A book came across our desk recently that really convicts. Crazy Busy ($11.99; Crossway, March 2013) by Kevin DeYoung, a pastor at United Reformed Church in East Lansing, Mich., talks about the one conversation we’ve all had:
“How are you?” someone asks. “Oh, I’m crazy busy!” we say, with a lot of stress in our voice—and a hint of pride. (Because if we’re busy, then we’re important. Though what we’re conveying to the asker is: I’m too busy and important for you.)
Which, of course, is completely unlike our Saviour, who wasn’t too busy to stop and teach parables and grant saving faith. But God is God and we are not, and in our modern Western world, busyness is a growing cultural sin.
DeYoung outlines three dangers of busyness to our souls in his book (the text in quotations below the three dangers is taken from an infographic on the book):
1. Busyness Can Ruin Our Joy
“This is the most immediate and obvious spiritual threat. As Christians, our lives should be marked by joy (Phil. 4:4), taste like joy (Gal. 5:22), and be filled with the fullness of joy (John 15:11). Busyness attacks all of that. Busyness is like sin: kill it, or it will be killing you.”
2. Busyness Can Rob Our Hearts
“For most of us, it isn’t heresy or rank apostasy that will detrail our profession of faith. It’s all the worries of life. Life is crazy busy for most of us, and it’s choking the spiritual life out of us. Maybe the greater threat to the gospel is sheer exhaustion.”
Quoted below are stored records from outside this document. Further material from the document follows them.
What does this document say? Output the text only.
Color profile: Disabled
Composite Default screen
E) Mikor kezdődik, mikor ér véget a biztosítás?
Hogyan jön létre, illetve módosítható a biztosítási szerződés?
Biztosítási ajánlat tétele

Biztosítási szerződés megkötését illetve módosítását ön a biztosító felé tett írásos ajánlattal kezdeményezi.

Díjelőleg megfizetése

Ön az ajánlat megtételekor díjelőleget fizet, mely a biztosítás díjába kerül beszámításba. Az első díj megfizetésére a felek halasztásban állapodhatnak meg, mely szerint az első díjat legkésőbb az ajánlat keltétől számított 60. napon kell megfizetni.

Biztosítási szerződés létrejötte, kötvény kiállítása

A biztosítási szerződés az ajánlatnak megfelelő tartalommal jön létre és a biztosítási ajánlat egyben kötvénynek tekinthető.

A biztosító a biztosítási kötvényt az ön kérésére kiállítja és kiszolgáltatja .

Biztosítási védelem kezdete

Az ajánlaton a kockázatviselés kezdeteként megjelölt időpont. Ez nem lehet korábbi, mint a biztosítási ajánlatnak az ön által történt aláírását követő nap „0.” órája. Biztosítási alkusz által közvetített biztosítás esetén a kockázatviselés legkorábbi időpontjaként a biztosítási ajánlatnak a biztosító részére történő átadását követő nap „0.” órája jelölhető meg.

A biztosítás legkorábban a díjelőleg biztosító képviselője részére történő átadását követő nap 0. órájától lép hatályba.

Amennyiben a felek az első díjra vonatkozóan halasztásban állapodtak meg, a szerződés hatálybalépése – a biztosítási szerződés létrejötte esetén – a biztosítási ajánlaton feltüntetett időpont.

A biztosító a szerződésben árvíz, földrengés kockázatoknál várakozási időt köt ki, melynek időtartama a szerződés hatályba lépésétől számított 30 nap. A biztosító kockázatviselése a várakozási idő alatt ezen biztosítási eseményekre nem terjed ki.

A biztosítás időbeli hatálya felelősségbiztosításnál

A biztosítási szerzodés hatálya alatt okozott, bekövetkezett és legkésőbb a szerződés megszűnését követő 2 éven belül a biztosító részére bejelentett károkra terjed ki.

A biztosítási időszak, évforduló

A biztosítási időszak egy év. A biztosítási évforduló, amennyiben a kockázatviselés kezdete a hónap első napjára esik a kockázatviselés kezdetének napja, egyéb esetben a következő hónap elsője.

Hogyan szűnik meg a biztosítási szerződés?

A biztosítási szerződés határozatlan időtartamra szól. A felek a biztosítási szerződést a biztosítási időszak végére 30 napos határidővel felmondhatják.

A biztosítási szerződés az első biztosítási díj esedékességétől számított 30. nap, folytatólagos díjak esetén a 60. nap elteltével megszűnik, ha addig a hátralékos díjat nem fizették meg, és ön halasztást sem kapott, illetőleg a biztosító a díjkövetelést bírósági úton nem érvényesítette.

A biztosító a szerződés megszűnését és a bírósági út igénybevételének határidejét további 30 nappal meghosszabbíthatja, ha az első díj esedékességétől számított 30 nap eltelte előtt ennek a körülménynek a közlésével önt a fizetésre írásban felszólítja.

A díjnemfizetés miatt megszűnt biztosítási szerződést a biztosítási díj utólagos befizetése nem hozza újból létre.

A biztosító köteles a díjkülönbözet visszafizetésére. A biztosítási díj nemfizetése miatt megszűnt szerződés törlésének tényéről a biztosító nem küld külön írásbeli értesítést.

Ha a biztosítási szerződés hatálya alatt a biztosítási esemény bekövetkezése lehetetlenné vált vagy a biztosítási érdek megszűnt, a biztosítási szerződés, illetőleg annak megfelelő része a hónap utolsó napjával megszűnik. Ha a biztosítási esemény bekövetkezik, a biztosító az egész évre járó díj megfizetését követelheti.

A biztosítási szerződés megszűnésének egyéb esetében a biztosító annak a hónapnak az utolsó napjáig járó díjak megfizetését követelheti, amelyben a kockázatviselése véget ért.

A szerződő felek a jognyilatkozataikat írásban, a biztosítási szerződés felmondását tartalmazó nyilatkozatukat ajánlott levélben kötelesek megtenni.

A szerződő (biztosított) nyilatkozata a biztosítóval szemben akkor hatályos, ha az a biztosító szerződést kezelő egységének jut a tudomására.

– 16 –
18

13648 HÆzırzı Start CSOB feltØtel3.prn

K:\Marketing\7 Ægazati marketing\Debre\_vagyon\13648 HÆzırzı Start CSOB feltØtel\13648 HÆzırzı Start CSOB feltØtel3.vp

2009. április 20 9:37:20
3. Busyness Can Cover Up the Rot in Our Souls
“What we may not recognize is that our crazy schedules are often signals that a sickness has already set in. The presence of extreme busyness in our lives may point to deeper problems—a pervasive people-pleasing; a restless ambition; a malaise of meaninglessness.”
The biggest takeaway from DeYoung’s book is to remember something C.S. Lewis wrote: “Your life is a continuum where wholeness is on one end and destruction is on the other. Each decision you make is moving you one direction towards wholeness and peace with God, or away from Him.”
You could say that we are either making time for God or we are shutting him out. And putting God on our to-do list or vowing to spend 30 minutes each morning in prayer are good ideas, but more work-based tasks don’t address the heart problem: We would do anything to avoid God.
That’s why He had to save us. We were incapable of saving ourselves.
We are crazy busy, it’s true, and most of us need to slow down and make space in our lives for God. But take heart in that God accomplished the most important to-do of all time: He first made time for us.